Monday, June 06, 2011

Not Knowing and Releasing Attachment

Not Knowing
acrylic and paper, moleskine

Life is a mystery.

It is an unknown.

Even if you make plans and believe you know where everything is going, there never is a guarantee.

But you've got to keep trying. You have to have faith that everything is going to work out in the end, or if it doesn't work out, that you learn enough to make the failure worth while.

I like art when I don't know where it is going. Sometimes, when I get too secure in my artistic vision or technique, I feel like I am stifling. I like the questions that are embedded in my creating. I like the results of chance that happen when my brush goes over the page and changes a shadow or silhouette. I like how different colors react against each other.

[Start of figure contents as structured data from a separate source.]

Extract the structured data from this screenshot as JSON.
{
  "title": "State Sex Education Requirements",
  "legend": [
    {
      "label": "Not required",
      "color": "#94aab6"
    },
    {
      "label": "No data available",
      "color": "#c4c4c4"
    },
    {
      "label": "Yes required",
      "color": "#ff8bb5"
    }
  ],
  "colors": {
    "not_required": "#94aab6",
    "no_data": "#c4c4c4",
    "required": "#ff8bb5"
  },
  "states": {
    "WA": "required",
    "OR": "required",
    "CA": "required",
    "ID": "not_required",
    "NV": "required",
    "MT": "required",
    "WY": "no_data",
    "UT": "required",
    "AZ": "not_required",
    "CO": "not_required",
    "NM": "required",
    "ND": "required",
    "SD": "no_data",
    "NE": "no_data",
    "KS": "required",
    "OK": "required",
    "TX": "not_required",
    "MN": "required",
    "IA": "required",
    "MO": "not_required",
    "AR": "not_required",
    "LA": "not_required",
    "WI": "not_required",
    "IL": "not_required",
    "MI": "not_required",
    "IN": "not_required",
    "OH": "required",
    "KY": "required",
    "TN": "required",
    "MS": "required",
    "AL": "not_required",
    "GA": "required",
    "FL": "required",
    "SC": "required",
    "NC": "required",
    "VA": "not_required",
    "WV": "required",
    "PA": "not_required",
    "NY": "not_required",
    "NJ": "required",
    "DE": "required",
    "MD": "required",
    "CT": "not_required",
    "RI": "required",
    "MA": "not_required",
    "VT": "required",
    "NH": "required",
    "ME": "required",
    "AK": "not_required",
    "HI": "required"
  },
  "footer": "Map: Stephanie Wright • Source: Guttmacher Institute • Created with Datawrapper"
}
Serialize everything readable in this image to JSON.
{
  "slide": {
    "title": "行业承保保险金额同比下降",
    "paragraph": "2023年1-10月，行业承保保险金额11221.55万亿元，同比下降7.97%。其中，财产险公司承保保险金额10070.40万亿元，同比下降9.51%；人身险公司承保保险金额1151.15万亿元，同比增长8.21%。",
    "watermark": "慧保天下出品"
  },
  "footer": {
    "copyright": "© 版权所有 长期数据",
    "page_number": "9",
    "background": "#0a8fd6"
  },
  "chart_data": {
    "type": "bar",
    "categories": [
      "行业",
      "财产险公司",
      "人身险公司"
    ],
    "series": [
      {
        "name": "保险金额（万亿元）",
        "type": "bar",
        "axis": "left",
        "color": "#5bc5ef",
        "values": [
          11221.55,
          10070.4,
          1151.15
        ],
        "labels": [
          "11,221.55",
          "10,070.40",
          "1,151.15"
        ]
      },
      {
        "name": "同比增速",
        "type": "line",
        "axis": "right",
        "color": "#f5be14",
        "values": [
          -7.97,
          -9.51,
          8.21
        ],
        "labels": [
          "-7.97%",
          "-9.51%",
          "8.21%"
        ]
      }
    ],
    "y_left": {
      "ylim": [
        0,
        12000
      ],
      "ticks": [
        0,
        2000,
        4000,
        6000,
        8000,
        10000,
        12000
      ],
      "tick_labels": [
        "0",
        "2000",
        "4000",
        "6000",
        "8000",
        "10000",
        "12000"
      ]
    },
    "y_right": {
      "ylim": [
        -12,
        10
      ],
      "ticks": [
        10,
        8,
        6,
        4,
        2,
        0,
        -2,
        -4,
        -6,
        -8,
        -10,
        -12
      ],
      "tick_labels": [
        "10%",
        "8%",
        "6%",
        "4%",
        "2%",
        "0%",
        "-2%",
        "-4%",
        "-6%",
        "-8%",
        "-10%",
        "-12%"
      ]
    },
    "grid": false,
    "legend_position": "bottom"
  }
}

I like being able to consider whatever is happening on my page, taking it for what it is and working to make it more pleasing or more meaningful.

It is hard to do this with life sometimes, when you are expecting certain outcomes and then you don't get them.

I think this is the Buddhist concept of releasing attachment, and it has always been a difficult one.

We think we should have THIS result.
We don't get it.
We are dissatisfied.

What if instead, we live life in the way we go about creating a painting:

Have a rough idea or sketch in mind.
Pick up a brush and take action.
Step back and look at the results.
Decide if those results work for you.
Take action to either change or accept those results.
Move on to the next step.

No railing against fate. No fighting with other people about not getting what you want. No resentment or feelings of failure. Just acceptance of what is. Action without anguish. Moving forward.

It seems like a life lived without attachment, accepting the what-is, would be a much more peaceful kind of life.

But I do believe that releasing attachment requires that you have quite a bit of faith. You have to trust that in the end things will come out all right. That you will be all right. And even if you don't have a guarantee in the results, you need to have enough faith in yourself to believe that you will be able to handle whatever happens next.

Maybe that's why releasing that attachment is so hard, because it is hard to have that kind of faith in yourself.

Oh, and I know that being an artist is not as easy as all that, too. I know that it is hard to release attachment and have faith in our ability to create something beautiful and moving. I know that some artists will burn everything that they have ever created because they are so tortured. I know that when we create, we are also fighting all our demons at the same time. It's interesting to see how creating art can be such a mirror to living life. And I'm glad I get to practice living in my creating. It helps me see the living part with just a tiny bit more perspective.

Thursday, June 02, 2011

Standing Still and Dreams

Standing Still/Porch Steps

I took out my camera to take a picture of Ivy riding her bike, and when I turned it on, this is the image I saw in the screen. I said, hells yeah, and snapped a picture. I loved all the textures, the different colors of gray, the leaves, the slippers, and then my constant companions, a journal and my big honking bag.

And then when I was looking for a work of art to post today, I was choosing between two paintings, (yes I have a back log of paintings) one of which I like better, and then this one
Standing Still/Flying Girl
acrylic on paper, 8x5"

I said, it's the same thing.

Standing still, grounding oneself, and still managing to fly.

This is the tension of life, my life, at least. Finding a way to be grounded in the every day living while still letting the imagination fly, while still being creative. A balance between ideas and reality. The dance of the dreams and the what-is.

I can't say I've mastered this dance. I'm still learning the steps. And these steps keep changing. Always new ones to learn.

How do you manage to balance the real world with your dreams?